Die Reaktion der kritisierten Medien auf das Buch war zunächst gereizt. Vielfach wurde versucht, mit Details und kleinen Fehlern der Autoren, deren Glaubwürdigkeit zu untergraben, ohne sich mit den Thesen des Buches auseinanderzusetzen. So haben die Autoren eine im Buch abgebildete Insta-Story irrtümlich als Tweet bezeichnet. Dann hatte sich Prechter bei Lanz zu der Behauptung hinreißen lassen, “kein einziger” Leitartikel eines prominenten Journalisten hätte sich kritisch mit der Regierungspolitik zur Ukraine befasst. Der anwesende Chefredakteur der “Welt” konnte aber auf gleich vier solcher Artikel in seinem Blatt verweisen. Ausgerechnet die konservative “Welt” hatte – wie auch die noch konservativere Schweizer NZZ –  auch vom Mainstream abweichende Beiträge gebracht. Dumm gelaufen, Herr Prechter. Aber stellt das wirklich die politische Einschätzung in Frage, dass “die Leitmedien sämtliche Maßnahmen, die die Bundesregierung fortan ergriff, einhellig unterstützten und, einen erheblichen Schritt weiter, Bundeskanzler Scholz zu schnelleren und größeren Waffenlieferungen nicht nur aufforderten, sondern mit aller Vierten Gewalt trieben” (S. 155)? Inzwischen scheint sich die Diskussion etwas zu versachlichen und die positiv-interessierte Reaktion des Publikums tut das ihrige dazu.

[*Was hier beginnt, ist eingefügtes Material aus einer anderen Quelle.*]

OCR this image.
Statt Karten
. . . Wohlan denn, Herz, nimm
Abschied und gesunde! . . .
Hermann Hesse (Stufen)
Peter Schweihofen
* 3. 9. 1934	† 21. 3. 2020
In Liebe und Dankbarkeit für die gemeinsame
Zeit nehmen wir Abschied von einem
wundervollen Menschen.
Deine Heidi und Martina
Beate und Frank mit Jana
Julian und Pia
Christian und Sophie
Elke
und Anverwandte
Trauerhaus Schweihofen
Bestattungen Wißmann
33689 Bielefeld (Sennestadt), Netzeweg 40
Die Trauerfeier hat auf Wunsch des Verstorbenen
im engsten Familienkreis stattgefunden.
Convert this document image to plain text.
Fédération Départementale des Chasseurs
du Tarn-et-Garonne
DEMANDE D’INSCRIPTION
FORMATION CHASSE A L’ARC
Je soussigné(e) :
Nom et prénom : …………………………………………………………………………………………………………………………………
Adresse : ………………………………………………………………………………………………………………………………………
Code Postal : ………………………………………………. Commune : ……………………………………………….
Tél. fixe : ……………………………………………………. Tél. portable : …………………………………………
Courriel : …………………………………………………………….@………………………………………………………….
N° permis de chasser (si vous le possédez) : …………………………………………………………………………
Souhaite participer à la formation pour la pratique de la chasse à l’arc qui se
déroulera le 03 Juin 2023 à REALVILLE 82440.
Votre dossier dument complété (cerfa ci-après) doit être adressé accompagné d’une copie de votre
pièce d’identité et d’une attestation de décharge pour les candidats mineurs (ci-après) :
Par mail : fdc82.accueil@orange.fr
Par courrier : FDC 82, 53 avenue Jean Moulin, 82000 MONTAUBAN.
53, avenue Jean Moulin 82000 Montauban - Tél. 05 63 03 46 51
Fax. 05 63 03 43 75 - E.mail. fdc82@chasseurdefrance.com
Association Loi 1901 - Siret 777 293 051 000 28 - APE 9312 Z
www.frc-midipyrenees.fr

Das Buch ist eine Intervention und man kann wohl jetzt schon sagen, eine erfolgreiche, denn es hat eine breite Debatte angestoßen. Es ist schnell geschrieben, Wiederholungen bleiben nicht aus, und ein Anspruch auf abschließende Behandlung des Themas wird gar nicht erst erhoben. Wer sich in diesem Jahr gefragt hat, was mit den Medien eigentlich los ist, findet hier viel Material, genaue Beobachtungen und bedenkenswerte Gedanken, um das Problem genauer zu verstehen. Und das ist doch schon eine ganze Menge.